The government is in the hands of corporations and billionaires, as the recent Tax Bill showed. The capitalists are clear about where their interests lie. Their solution is to point the finger of blame to our ranks. By keeping us divided, they win.
In this issue you will read of the culture of fascism being instilled in the American people. “Scapegoating is a tactic of fascism.” The raids on immigrants in Tennessee and in New York state are flagrant examples of this. Families are torn apart. The lives of immigrants here over 10 years are destroyed, victims of bipartisan inaction on immigration reform.
And President Trump, playing to his base, promises more terror. He and the ruling class he represents need a fascist base in order to control the U.S. working class and from there exert their interests on the world scene.
Fortunately, the morality and the sense of fair play of the American people shines through. The Tennessee and New York raids led to moral indignation and massive outpouring of support for the aggrieved families.
As the articles on water from Flint (MI), Texas, and California show, water warriors are becoming clear that water has to become available as a human right and private companies such as Nestlé should not profit from our misery, and those who contaminate the drinking water should pay.
A new-found militancy and resolve is bursting forth in states with weak labor protection such as West Virginia, Oklahoma, Arizona, Kentucky and Wisconsin. This is led by teachers fighting not only for benefits and wages but also for broadening their support and alliance with other workers. It includes hunger strikes for substitute teachers and protests of forced emigration and gentrification efforts such as in Puerto Rico, where teachers and others still languish without aid several months after Hurricane María.
Victories are being won, as working people become aware that they are under attack. A case in point is the recent vindication of Michigan’s Rev.

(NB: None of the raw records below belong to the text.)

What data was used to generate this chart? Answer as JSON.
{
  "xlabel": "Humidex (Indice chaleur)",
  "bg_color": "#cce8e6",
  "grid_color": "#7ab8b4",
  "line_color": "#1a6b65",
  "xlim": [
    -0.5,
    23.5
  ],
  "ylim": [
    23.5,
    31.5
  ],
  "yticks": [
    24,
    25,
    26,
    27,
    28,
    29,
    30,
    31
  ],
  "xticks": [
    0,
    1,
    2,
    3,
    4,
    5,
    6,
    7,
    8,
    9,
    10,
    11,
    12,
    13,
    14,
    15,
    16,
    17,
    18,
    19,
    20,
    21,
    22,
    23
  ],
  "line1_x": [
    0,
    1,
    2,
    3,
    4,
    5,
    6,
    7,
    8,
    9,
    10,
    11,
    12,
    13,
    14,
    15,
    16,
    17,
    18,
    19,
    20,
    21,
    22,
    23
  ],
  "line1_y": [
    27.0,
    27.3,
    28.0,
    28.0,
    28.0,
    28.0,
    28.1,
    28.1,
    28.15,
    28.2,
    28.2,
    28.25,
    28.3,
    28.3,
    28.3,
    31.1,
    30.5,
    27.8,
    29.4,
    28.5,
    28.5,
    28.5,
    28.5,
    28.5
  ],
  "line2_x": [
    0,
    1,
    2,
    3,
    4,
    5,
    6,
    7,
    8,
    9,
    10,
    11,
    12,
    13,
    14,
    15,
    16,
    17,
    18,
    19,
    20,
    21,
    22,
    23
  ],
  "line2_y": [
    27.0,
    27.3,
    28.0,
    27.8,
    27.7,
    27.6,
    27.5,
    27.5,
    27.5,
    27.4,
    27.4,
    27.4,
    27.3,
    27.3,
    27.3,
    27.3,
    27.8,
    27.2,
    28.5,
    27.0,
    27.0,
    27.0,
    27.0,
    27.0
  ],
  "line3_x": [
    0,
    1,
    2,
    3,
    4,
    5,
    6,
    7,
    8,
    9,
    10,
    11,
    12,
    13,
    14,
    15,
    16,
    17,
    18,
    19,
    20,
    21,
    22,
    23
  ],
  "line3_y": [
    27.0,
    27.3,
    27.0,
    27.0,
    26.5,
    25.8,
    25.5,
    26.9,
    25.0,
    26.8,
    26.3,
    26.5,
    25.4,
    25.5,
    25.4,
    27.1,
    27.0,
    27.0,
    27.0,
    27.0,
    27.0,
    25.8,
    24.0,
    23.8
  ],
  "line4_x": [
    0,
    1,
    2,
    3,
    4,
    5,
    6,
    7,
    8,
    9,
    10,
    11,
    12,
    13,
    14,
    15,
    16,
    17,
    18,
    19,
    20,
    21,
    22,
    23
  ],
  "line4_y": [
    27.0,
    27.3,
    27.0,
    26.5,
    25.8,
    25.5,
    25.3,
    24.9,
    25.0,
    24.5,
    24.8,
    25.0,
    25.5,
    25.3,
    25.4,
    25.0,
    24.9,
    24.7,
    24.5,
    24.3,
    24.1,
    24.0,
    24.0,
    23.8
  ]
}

Edward Pinkney, who was imprisoned two and a half years – on trumped-up charges – for fighting Whirlpool’s domination of Benton Harbor. A deported Mexican-born veteran from the Middle East wars – likely suffering from post-traumatic stress disorder – is pardoned and obtains citizenship.
The American people are awakening to the reality that their government has been hijacked by moneyed interests who are unfit to rule. The paradise that modern technology has made possible demands a conscious choice. As Feng Xiang states “If AI [artificial intelligence] rationally allocates resources through big-data analysis, it could achieve a planned economy that actually works … the less sense it makes to allow it to remain in private hands.” The future indeed is up to us.